By the end of the series, Jansson has got to the point where she can sympathize even with her most difficult and frightening creation. This is the Groke, a strange large dark longhaired mound-shaped creature with huge staring eyes, who seems to represent depression and despair. The Groke is a kind of walking manifestation of Scandinavian Gloom; everything she touches dies, and the ground freezes wherever she sits. If she stays in one place for an hour the earth becomes permanently barren. “You felt that she was terribly evil and would wait for ever,” Jansson says in one of the earlier books.
But even the normally self-centered Sniff can sympathize with the Groke: “Think how lonely the Groke is because nobody likes her, and she hates everybody,” he says. At first, the best anyone can do is get rid of her temporarily. But finally, in Moominpappa at Sea, it is Moomintroll himself who tames the Groke. He comes with a lantern every night to the beach where she sits freezing the sand and making “a thin sound, something like humming and whistling together,…after a while Moomintroll felt that it was inside his head.” Then he sees the Groke dance, swaying “slowly and heavily from side to side, waving her skirts up and down until they looked like dry, wrinkled bat’s wings.” When she leaves afterward, the sand where she has sat is no longer frozen. Perhaps Tove Jansson is suggesting that we must become familiar with our darkest moods, and allow them to express themselves.

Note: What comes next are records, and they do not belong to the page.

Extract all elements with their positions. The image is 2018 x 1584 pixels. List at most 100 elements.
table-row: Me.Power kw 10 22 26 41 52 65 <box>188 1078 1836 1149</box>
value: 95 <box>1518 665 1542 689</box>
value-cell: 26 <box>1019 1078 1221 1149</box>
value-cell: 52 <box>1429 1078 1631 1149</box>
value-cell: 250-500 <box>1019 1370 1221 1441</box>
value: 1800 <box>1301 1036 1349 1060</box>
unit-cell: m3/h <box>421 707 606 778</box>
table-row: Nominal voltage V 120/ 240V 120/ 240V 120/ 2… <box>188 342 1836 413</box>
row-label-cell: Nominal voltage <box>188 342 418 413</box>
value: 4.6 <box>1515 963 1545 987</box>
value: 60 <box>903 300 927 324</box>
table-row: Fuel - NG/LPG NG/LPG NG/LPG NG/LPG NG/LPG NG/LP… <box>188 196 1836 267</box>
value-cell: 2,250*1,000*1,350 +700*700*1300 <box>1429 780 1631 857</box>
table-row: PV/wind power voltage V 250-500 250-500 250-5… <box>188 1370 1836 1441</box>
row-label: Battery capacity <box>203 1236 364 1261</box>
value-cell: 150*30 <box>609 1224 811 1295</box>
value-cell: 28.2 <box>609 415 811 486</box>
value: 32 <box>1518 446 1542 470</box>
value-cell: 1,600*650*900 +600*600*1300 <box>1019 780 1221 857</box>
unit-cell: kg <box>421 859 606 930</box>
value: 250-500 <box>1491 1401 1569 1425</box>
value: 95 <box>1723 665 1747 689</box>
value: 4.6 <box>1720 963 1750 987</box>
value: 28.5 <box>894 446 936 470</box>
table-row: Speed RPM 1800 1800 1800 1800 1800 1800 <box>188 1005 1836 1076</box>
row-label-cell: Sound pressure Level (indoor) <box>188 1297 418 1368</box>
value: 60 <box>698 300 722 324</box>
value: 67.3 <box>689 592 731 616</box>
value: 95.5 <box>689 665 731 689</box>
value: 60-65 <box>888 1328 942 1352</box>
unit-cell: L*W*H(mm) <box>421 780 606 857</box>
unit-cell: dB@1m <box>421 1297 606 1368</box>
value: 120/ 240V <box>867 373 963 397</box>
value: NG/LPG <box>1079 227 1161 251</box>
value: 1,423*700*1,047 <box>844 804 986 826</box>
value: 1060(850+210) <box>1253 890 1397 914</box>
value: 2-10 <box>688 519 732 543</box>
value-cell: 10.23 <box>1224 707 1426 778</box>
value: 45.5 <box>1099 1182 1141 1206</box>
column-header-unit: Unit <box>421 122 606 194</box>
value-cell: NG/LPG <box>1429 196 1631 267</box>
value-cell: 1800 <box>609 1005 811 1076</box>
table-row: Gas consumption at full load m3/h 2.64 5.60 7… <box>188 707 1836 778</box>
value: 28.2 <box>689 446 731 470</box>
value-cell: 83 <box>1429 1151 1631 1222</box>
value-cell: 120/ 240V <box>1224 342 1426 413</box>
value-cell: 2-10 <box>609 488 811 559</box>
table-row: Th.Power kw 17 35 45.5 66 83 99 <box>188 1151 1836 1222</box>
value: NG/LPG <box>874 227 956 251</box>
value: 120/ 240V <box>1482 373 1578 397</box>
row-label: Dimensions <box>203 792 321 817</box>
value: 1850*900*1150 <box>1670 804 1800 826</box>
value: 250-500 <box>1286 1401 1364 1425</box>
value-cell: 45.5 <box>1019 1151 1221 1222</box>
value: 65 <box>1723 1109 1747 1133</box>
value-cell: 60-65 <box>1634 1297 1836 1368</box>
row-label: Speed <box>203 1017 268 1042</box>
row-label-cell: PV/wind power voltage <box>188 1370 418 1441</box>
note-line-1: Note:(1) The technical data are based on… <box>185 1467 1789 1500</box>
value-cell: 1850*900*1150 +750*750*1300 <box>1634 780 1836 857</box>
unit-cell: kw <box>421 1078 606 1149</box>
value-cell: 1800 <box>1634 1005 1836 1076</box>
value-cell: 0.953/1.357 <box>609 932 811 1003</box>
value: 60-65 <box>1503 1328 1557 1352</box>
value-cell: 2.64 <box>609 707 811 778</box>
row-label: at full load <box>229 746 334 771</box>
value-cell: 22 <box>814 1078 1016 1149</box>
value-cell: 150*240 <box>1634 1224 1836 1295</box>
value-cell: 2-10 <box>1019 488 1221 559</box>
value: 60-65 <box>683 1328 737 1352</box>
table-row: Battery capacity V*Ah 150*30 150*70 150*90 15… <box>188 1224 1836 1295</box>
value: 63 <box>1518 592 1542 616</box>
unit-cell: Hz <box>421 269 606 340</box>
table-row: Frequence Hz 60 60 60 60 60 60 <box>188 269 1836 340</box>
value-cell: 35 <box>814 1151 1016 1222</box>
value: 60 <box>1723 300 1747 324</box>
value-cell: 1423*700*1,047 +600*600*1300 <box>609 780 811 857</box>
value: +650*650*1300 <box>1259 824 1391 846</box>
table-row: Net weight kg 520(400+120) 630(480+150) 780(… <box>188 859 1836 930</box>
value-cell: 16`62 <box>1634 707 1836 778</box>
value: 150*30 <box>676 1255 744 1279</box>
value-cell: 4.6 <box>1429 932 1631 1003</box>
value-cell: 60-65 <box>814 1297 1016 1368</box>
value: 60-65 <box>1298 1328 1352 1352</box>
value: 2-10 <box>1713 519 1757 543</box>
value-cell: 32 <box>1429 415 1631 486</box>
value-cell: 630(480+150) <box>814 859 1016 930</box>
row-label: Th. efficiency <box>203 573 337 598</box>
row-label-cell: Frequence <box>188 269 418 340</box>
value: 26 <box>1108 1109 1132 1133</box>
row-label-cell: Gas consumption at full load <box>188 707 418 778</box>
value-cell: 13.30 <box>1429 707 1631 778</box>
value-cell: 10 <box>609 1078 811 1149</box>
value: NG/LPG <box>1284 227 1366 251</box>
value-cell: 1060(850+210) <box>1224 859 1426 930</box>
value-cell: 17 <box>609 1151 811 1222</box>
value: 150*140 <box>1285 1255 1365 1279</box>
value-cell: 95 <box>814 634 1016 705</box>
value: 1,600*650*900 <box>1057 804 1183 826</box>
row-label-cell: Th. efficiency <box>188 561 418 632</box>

A final and very interesting Moominland character is Snufkin, one of the most human-looking figures in the books. He is a solitary fellow with an old green hat and a mouth organ who seems to represent the artist—perhaps Tove Jansson herself. Snufkin is Moomintroll’s best friend, but he is not always around. He goes south in the winter, and sometimes he prefers to be alone and think of tunes.
On his first appearance Snufkin is an anonymous wanderer; later on he (like Tove Jansson) has become famous. In one story, “The Spring Tune,” his creative efforts are disrupted by the arrival of a fan, a small fuzzy wide-eyed creature called, perhaps not accidentally, “the creep.” “Just think of it,” the creep says, “I’ll be the creep who has sat by Snufkin’s campfire. I’ll never forget that.”
When Snufkin, becoming impatient with this adulation, remarks, “You can’t ever be really free if you admire somebody too much,” the creep does not hear him.
“I know you know everything,” the little creep prattled on, edging closer still. “I know you’ve seen everything. You’re right in everything you say, and I’ll always try to become as free as you are.”
In the last story of the series Snufkin, who has been searching for a new tune, is lying in his tent trying to fall asleep. But he cannot stop thinking about the other characters in the book.
Whatever he did, there they all were in his tent, all the time, the Hemulen’s immobile eyes, and Fillyjonk lying weeping on her bed, and Toft who just kept quiet and stared at the ground and old Grandpa Grumble…they were everywhere, right inside his head.
Some authors cannot forget their characters even after a book is finished. Perhaps this is how Tove Jansson came to feel in the years when she tried to turn to adult fiction, but found herself instead writing her two final, brilliant Moominland tales.